RADAR BLAMBANGAN.COM, | SIDOARJO, – Penanganan kasus dugaan maladministrasi terkait pemanfaatan lahan sempadan Sungai Afvour Karangbong oleh PT Bernofarm di Kabupaten Sidoarjo resmi memasuki babak baru. Berdasarkan putusan Sidang Pleno Ombudsman Republik Indonesia (RI), penanganan Laporan Hasil Pemeriksaan (LHP) atas kasus tersebut kini resmi diteruskan ke Keasistenan Utama Resolusi dan Monitoring Ombudsman RI Pusat di Jakarta.
Pengalihan penanganan laporan dengan No. Agenda: 003805.2025 (Nomor Arsip: 0083/LM/II/2025/SBY) ke tingkat pusat ini dilakukan setelah berakhirnya masa pemantauan tindakan korektif, di mana di lapangan dinilai belum ada langkah eksekusi fisik yang nyata dari pihak terkait.

Imam Syafi’i, selaku pelapor masyarakat dalam kasus ini, menyampaikan rasa terima kasih dan apresiasi yang tinggi kepada Perwakilan Ombudsman RI Provinsi Jawa Timur atas dedikasinya menyelesaikan seluruh tahapan pemeriksaan di tingkat daerah. Kini, setelah kasus resmi berada di bawah penanganan langsung instansi pusat, ia berharap penuh pada integritas para pejabat Ombudsman RI di Jakarta.
“Demi tegaknya supremasi hukum dan keadilan yang objektif, kami berharap jajaran pejabat Ombudsman RI di Jakarta bertindak tegas dan segera menerbitkan Rekomendasi Final yang tegak lurus sesuai aturan. Kami meminta agar penanganan ini dikawal secara ketat, berjalan independen, serta tidak terpengaruh oleh potensi intervensi dari pihak mana pun,” ujar Imam Syafi’i.
Desakan ini dinilai krusial sebagai momentum penting bagi Ombudsman RI untuk terus menjaga dan memperkuat kepercayaan publik (public trust) terhadap independensi lembaga negara penegak demokrasi tersebut.
“Kasus ini menjadi perhatian serius karena menyangkut akuntabilitas pelayanan publik, perlindungan aset negara, serta dugaan kelalaian administratif oleh oknum pada instansi teknis terkait yang meloloskan perizinan di kawasan sempadan sungai. Kami optimis Ombudsman RI Pusat akan berdiri tegak demi hukum dan kepentingan umum,” pungkas Imam.
Hingga berita ini dipublikasikan, Imam Syafi’i selaku pihak pelapor menegaskan bahwa dirinya belum menerima jawaban resmi atau replik administratif dari Bupati Sidoarjo maupun Dinas PU-BMSDA Kabupaten Sidoarjo atas surat laporan yang telah dilayangkannya. Terlebih lagi, Pemerintah Kabupaten Sidoarjo secara yuridis telah dinyatakan melakukan tindakan maladministrasi berdasarkan Laporan Hasil Pemeriksaan (LHP) Ombudsman RI Perwakilan Jawa Timur.
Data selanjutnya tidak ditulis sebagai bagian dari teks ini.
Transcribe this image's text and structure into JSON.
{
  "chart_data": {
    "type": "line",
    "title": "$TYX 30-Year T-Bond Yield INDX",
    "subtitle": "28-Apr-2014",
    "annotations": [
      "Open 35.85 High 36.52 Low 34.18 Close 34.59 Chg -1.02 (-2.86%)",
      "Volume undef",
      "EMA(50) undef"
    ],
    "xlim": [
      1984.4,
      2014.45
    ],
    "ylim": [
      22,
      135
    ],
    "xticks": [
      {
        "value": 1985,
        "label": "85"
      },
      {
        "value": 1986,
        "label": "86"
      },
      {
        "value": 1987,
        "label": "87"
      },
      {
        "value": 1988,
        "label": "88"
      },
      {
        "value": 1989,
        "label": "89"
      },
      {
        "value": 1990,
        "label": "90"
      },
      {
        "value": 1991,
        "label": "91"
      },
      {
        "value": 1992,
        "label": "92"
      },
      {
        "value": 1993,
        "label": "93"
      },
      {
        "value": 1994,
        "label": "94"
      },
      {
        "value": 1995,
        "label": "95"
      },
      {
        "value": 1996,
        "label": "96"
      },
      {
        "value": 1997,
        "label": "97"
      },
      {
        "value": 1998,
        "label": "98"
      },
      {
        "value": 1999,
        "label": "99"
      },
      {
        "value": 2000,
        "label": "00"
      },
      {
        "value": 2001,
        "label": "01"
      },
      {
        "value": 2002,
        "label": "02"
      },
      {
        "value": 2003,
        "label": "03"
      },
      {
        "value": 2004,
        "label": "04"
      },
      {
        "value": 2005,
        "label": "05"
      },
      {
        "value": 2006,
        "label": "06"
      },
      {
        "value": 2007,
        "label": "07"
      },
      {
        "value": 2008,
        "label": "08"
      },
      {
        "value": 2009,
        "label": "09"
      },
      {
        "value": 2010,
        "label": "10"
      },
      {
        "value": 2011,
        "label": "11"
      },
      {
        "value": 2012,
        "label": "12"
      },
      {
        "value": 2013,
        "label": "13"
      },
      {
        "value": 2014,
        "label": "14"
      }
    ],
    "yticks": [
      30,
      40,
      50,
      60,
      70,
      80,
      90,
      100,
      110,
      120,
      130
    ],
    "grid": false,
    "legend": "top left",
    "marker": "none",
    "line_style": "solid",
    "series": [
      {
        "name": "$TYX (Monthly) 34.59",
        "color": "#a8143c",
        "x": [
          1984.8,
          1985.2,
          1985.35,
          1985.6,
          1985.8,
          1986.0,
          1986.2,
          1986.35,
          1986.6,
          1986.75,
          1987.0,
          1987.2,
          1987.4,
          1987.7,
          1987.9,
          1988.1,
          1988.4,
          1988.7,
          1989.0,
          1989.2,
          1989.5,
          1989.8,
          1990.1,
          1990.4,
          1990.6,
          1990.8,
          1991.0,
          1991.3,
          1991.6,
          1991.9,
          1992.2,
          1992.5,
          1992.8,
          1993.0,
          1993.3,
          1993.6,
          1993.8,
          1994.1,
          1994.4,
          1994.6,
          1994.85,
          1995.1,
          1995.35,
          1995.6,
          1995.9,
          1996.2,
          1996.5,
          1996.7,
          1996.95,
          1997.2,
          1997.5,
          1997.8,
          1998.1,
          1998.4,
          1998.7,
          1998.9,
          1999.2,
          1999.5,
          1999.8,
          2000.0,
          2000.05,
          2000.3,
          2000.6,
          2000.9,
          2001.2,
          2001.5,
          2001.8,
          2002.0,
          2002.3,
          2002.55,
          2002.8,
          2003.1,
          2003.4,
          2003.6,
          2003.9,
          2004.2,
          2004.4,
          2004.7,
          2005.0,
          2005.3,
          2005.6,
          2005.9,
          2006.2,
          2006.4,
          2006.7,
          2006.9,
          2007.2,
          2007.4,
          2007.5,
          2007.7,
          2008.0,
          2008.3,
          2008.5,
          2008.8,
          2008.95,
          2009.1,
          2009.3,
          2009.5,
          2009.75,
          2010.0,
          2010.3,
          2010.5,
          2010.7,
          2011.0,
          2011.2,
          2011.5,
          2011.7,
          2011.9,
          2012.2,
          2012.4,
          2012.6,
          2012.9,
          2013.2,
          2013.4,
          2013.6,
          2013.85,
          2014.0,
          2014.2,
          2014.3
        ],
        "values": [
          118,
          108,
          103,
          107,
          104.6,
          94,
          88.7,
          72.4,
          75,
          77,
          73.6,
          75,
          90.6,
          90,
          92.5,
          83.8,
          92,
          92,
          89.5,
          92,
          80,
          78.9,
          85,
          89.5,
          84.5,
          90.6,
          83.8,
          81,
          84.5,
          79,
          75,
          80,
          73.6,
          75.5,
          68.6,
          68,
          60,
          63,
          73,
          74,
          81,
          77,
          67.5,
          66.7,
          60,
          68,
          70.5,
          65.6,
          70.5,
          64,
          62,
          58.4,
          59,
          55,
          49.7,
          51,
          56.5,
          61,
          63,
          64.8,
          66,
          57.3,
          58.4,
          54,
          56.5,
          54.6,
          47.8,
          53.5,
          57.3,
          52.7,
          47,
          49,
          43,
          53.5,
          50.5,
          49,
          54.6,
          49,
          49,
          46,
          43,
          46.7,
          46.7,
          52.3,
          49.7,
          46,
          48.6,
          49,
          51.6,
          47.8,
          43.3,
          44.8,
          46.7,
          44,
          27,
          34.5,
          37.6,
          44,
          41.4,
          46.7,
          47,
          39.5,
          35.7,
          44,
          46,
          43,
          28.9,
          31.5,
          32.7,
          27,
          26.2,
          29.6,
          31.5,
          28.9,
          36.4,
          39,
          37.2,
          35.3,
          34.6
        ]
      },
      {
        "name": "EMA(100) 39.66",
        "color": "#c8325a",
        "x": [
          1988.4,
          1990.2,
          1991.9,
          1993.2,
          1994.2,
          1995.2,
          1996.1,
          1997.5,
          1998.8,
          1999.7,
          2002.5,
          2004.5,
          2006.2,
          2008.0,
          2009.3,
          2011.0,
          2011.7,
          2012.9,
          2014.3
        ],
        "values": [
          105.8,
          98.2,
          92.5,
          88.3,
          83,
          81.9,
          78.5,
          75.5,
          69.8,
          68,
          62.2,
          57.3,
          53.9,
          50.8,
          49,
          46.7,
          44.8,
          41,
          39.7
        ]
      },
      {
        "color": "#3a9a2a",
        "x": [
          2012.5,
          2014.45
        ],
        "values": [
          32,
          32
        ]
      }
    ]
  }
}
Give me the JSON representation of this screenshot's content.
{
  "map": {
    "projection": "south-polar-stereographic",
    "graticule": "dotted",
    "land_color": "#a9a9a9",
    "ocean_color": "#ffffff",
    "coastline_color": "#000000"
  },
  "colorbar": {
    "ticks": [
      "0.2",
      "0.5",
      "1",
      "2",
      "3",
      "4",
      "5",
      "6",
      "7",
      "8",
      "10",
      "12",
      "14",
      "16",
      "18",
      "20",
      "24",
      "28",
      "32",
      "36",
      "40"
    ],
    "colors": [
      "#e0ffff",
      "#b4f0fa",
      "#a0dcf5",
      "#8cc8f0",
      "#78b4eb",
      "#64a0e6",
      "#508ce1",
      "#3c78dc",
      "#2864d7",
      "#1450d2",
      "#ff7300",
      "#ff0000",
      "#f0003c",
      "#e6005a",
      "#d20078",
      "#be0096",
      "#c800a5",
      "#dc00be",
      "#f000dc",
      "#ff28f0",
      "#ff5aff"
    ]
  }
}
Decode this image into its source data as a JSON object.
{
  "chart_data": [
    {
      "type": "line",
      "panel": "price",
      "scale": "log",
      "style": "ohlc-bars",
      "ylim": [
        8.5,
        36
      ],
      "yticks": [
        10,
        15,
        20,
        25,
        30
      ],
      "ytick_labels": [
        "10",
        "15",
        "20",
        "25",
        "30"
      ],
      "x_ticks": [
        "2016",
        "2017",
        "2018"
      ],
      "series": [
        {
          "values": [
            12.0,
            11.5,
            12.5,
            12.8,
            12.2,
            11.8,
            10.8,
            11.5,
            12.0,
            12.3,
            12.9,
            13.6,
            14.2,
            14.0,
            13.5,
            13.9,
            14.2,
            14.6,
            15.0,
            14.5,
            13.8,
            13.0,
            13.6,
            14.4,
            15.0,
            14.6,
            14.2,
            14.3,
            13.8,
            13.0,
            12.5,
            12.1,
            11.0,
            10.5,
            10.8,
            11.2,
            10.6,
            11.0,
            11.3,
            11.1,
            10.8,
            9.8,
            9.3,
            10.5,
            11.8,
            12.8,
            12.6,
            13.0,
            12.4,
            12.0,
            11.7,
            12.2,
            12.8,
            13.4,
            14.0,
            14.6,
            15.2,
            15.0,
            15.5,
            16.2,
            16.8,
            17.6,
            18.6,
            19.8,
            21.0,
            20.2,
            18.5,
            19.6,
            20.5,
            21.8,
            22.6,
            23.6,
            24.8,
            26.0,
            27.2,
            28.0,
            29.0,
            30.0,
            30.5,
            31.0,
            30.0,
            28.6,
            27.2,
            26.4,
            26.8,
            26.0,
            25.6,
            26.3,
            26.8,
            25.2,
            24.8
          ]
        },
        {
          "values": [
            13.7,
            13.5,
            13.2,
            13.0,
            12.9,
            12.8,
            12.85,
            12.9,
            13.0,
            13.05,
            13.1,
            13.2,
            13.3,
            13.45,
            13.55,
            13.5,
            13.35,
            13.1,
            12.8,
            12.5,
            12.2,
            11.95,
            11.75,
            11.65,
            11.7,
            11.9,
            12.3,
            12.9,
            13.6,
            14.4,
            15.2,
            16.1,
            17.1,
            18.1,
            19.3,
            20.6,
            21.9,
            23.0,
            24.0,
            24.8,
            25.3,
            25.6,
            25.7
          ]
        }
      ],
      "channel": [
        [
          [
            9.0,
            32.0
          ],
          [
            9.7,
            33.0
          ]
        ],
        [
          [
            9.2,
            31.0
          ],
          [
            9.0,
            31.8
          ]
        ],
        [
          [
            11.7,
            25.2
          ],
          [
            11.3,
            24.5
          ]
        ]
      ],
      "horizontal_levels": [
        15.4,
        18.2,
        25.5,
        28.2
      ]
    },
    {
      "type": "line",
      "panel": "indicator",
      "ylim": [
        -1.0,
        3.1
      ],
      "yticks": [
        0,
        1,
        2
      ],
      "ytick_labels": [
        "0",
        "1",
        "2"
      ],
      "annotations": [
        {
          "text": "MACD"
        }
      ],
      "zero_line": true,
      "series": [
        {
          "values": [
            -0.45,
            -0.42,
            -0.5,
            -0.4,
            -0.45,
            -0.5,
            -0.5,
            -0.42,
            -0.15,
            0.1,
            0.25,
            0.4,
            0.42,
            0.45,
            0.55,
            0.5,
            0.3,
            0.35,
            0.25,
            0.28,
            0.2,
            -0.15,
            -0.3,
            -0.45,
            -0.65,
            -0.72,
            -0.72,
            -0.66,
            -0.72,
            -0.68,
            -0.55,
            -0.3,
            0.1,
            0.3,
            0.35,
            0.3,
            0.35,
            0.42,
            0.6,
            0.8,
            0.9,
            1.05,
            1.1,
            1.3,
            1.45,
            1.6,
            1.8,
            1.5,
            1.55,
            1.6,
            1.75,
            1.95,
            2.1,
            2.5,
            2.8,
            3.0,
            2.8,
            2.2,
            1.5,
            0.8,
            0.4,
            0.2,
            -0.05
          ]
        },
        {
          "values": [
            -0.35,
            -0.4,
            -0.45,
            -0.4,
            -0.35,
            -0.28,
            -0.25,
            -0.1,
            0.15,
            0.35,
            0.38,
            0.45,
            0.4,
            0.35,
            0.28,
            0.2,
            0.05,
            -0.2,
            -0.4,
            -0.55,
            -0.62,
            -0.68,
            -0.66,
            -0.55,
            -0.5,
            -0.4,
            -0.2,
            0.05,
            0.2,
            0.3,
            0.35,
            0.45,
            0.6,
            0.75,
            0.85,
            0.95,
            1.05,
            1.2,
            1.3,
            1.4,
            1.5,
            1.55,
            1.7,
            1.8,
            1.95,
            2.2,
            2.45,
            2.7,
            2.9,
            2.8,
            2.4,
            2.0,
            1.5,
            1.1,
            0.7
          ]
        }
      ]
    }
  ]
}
Oleh karena itu, pelapor mendesak Inspektorat Ombudsman RI dan Tim Etik Ombudsman untuk turun tangan mengawal ketat seluruh tahapan pemeriksaan ini secara objektif. Langkah monitoring khusus ini dinilai krusial guna mengantisipasi adanya penghentian penanganan perkara (unwarranted dismissal) tanpa adanya kepastian hukum yang berkeadilan.
“Saya meminta Tim Etik dan Inspektorat Ombudsman RI turun tangan secara nyata agar kasus ini tidak dipetieskan secara sepihak di tengah jalan,” tegas Imam menutup keterangannya.